Sin dalle prime strofe, il crooning baritonale di Konner Whitney, mente del progetto canadese Whitney K, si inscrive in una tradizione ben precisa che vede in Lou Reed il suo nume tutelare.
Dopo le uscite per Maple Death (Hard To Be A God, Two Years), l’artista compie un salto di carriera approdando a Fire Records con Bubble: un diario di viaggio nell’America rurale e polverosa, abitata da personaggi e storie che evocano i paesaggi emotivi di Raymond Carver. Le tredici tracce viaggiano sull’onda lunga del coutry folk intrecciando chiacchiere da bar, riflessioni, sogni a occhi aperti e prese di coscienza, costruendo un realismo di provincia declamato da un moderno troubadour: lirico, ellittico, magnetico.
Autoprodotto e co-scritto assieme ai membri della band Josh Boguski, Avalon Tassonyi e Michael Halls nel loro studio casalingo, Bubble è al tempo stesso il lavoro più diretto e più sfaccettato del progetto.

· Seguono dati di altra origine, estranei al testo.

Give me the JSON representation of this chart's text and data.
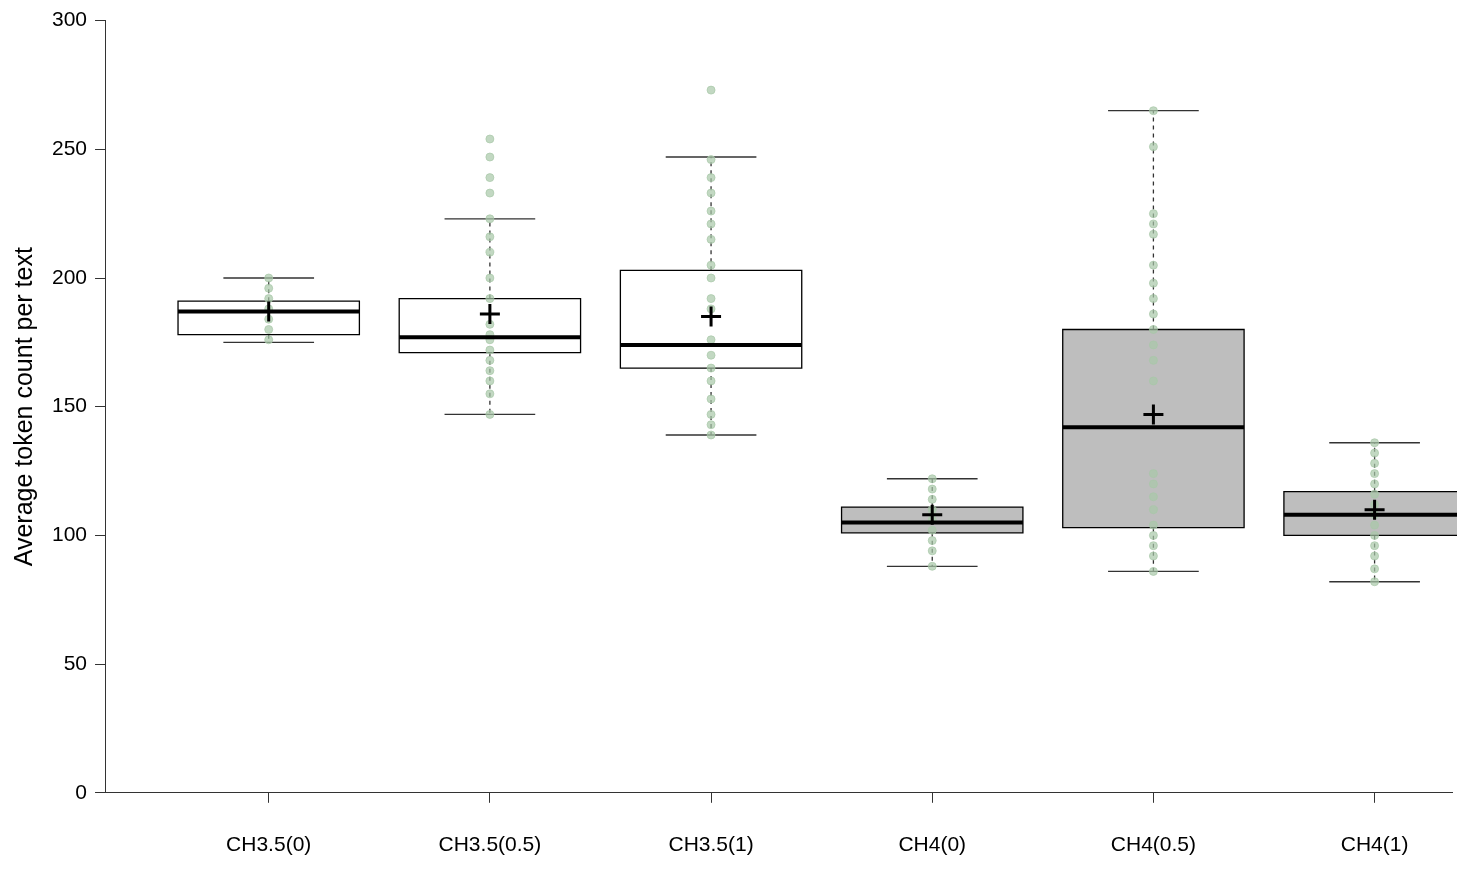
{
  "chart_data": {
    "type": "box",
    "ylabel": "Average token count per text",
    "categories": [
      "CH3.5(0)",
      "CH3.5(0.5)",
      "CH3.5(1)",
      "CH4(0)",
      "CH4(0.5)",
      "CH4(1)"
    ],
    "colors": [
      "#ffffff",
      "#ffffff",
      "#ffffff",
      "#bebebe",
      "#bebebe",
      "#bebebe"
    ],
    "boxes": [
      {
        "low": 175,
        "q1": 178,
        "median": 187,
        "q3": 191,
        "high": 200,
        "mean": 187
      },
      {
        "low": 147,
        "q1": 171,
        "median": 177,
        "q3": 192,
        "high": 223,
        "mean": 186
      },
      {
        "low": 139,
        "q1": 165,
        "median": 174,
        "q3": 203,
        "high": 247,
        "mean": 185
      },
      {
        "low": 88,
        "q1": 101,
        "median": 105,
        "q3": 111,
        "high": 122,
        "mean": 108
      },
      {
        "low": 86,
        "q1": 103,
        "median": 142,
        "q3": 180,
        "high": 265,
        "mean": 147
      },
      {
        "low": 82,
        "q1": 100,
        "median": 108,
        "q3": 117,
        "high": 136,
        "mean": 110
      }
    ],
    "series": [
      {
        "type": "scatter",
        "color": "#a8c8a8",
        "x": [
          "CH3.5(0)",
          "CH3.5(0)",
          "CH3.5(0)",
          "CH3.5(0)",
          "CH3.5(0)",
          "CH3.5(0)",
          "CH3.5(0)",
          "CH3.5(0.5)",
          "CH3.5(0.5)",
          "CH3.5(0.5)",
          "CH3.5(0.5)",
          "CH3.5(0.5)",
          "CH3.5(0.5)",
          "CH3.5(0.5)",
          "CH3.5(0.5)",
          "CH3.5(0.5)",
          "CH3.5(0.5)",
          "CH3.5(0.5)",
          "CH3.5(0.5)",
          "CH3.5(0.5)",
          "CH3.5(0.5)",
          "CH3.5(0.5)",
          "CH3.5(0.5)",
          "CH3.5(0.5)",
          "CH3.5(0.5)",
          "CH3.5(1)",
          "CH3.5(1)",
          "CH3.5(1)",
          "CH3.5(1)",
          "CH3.5(1)",
          "CH3.5(1)",
          "CH3.5(1)",
          "CH3.5(1)",
          "CH3.5(1)",
          "CH3.5(1)",
          "CH3.5(1)",
          "CH3.5(1)",
          "CH3.5(1)",
          "CH3.5(1)",
          "CH3.5(1)",
          "CH3.5(1)",
          "CH3.5(1)",
          "CH3.5(1)",
          "CH3.5(1)",
          "CH4(0)",
          "CH4(0)",
          "CH4(0)",
          "CH4(0)",
          "CH4(0)",
          "CH4(0)",
          "CH4(0)",
          "CH4(0)",
          "CH4(0)",
          "CH4(0.5)",
          "CH4(0.5)",
          "CH4(0.5)",
          "CH4(0.5)",
          "CH4(0.5)",
          "CH4(0.5)",
          "CH4(0.5)",
          "CH4(0.5)",
          "CH4(0.5)",
          "CH4(0.5)",
          "CH4(0.5)",
          "CH4(0.5)",
          "CH4(0.5)",
          "CH4(0.5)",
          "CH4(0.5)",
          "CH4(0.5)",
          "CH4(0.5)",
          "CH4(0.5)",
          "CH4(0.5)",
          "CH4(0.5)",
          "CH4(0.5)",
          "CH4(0.5)",
          "CH4(1)",
          "CH4(1)",
          "CH4(1)",
          "CH4(1)",
          "CH4(1)",
          "CH4(1)",
          "CH4(1)",
          "CH4(1)",
          "CH4(1)",
          "CH4(1)",
          "CH4(1)",
          "CH4(1)",
          "CH4(1)",
          "CH4(1)"
        ],
        "values": [
          200,
          196,
          192,
          188,
          184,
          180,
          176,
          254,
          247,
          239,
          233,
          223,
          216,
          210,
          200,
          192,
          182,
          178,
          176,
          172,
          168,
          164,
          160,
          155,
          147,
          273,
          246,
          239,
          233,
          226,
          221,
          215,
          205,
          200,
          192,
          188,
          176,
          170,
          165,
          160,
          153,
          147,
          143,
          139,
          122,
          118,
          114,
          110,
          106,
          102,
          98,
          94,
          88,
          265,
          251,
          225,
          221,
          217,
          205,
          198,
          192,
          186,
          180,
          174,
          168,
          160,
          124,
          120,
          115,
          110,
          104,
          100,
          96,
          92,
          86,
          136,
          132,
          128,
          124,
          120,
          116,
          112,
          108,
          104,
          100,
          96,
          92,
          87,
          82
        ]
      }
    ],
    "ylim": [
      0,
      300
    ],
    "yticks": [
      0,
      50,
      100,
      150,
      200,
      250,
      300
    ],
    "grid": false,
    "legend": false,
    "marker": "circle"
  }
}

Le dinamiche emergono in filigrana: Jolene (un omaggio a quella Jolene?) è una ballata malinconica in minore, sorretta dalla languida steel guitar di Ben Vallee, in bilico tra Hope Sandoval e Mark Oliver Everett. Al contrario, Rosy cresce da un nucleo minimal krauto di chitarra e batteria fino a trasformarsi in una cavalcata, e insieme a The Ocean e Sunshine 2 rivela dichiarati rimandi alla parabola reediana, dentro e fuori i Velvet Underground.
Konner Whitney & co. non saranno in prima fila tra i cantautori folk odierni – Kevin Morby, Cass McCombs, Greg Freeman restano qualche gradino più in alto – ma Bubble è comunque un disco prezioso, da ascoltare a partire dalle parole, che guidano l’ascoltatore mentre gli arrangiamenti disegnano scenografie emotive. Ne sono prova la spirituale Freud Estate, incentrata sulle relazioni amorose, il placido disincanto di Lately, che richiama Mac DeMarco, e l’essenzialità di Beetlejuice e We’ll See, frammenti di un racconto letterario.